Deep learning is all about big data and configuring virtual neurons to adapt to a particular dataset. You could say that a deep architecture is like an ‘idiot savant‘ in some domain, but one able to genuinely generalize, just like we do while learning about new stuff.
Let’s take the example of an easy to understand classification problem:
Is the animal in the picture a cat or a dog? In the video you see dots, representing neurons. The data (image) is connected to the bottom, and the decision happens in the top layer (2 neurons, one for a cat and one for a dog decision).
The intermediate neural layers are tweaked to comply with the top and the bottom. This tweaking is related to making some neurons really active, and others more silent. That’s how it happens in the brain, and also how it happens in deep learning. The exact way our brain learns is not yet fully understood, but we know for certain that information is stored in the neural weights (or synapses in the biological neuron). Each neural layer can be seen as transforming the data in a geometric space. A more technical and interesting explanation was posted here by Francois Chollet.
Some years ago, a vision engineer would have started analyzing this classification problem by carefully selecting cat and dog features. The typical ears-nose-eyes combination of a cat would be a strong identifier, he would start to create a software filter detecting those particularities.
With the advent of deep learning (strongly promoted by the Imagenet competition), that feature selection is no longer performed by engineers, but merely by the neurons themselves and techniques based on gradient descent (backpropagation). The first part of the architecture will group together cat and dog features autonomously, based on correct labels (in the case of supervised learning), thus creating the decision tree without manual engineering. The engineering can focus more on the design of artificial brains, this is the business case Robovision is focusing on: making those brains so powerful and generic that they need only little tweaking to solve a new challenge (RVAI: the RoboVision AI engine).

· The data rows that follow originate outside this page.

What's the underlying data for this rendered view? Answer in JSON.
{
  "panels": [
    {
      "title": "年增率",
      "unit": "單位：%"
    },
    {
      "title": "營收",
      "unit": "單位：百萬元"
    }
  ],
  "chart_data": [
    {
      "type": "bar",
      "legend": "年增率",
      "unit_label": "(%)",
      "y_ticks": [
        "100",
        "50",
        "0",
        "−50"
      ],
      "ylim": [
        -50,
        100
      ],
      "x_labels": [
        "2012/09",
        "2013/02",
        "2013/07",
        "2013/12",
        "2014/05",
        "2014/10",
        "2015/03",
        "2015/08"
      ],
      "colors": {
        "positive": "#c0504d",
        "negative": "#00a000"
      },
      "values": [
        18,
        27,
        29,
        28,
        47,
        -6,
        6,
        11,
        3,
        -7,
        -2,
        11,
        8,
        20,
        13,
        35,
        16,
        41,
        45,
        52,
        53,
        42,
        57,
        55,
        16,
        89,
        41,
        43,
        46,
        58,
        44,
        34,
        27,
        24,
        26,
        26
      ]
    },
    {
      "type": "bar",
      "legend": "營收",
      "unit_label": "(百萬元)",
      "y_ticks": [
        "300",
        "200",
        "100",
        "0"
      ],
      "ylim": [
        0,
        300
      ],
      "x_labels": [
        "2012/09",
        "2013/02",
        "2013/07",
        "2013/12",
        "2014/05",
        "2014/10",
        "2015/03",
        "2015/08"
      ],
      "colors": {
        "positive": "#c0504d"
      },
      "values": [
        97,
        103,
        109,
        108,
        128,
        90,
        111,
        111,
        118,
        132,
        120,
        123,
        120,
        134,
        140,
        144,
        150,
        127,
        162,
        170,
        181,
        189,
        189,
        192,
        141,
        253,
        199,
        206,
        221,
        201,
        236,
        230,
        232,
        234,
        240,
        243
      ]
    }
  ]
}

In the video above, the connections between the layers are tuned by the data itself, by comparing the desired output with the actual output. In the figure below (a bit too technical but I just like to mention it) the essence of deep learning is depicted. The non-linearities in the first stacked layers, just as bipolar and ganglion cells stacked after the retina, are part of the mechanism to aggregate features in the visual stream (part above: biology, part below: a deep neural architecture used in our engines).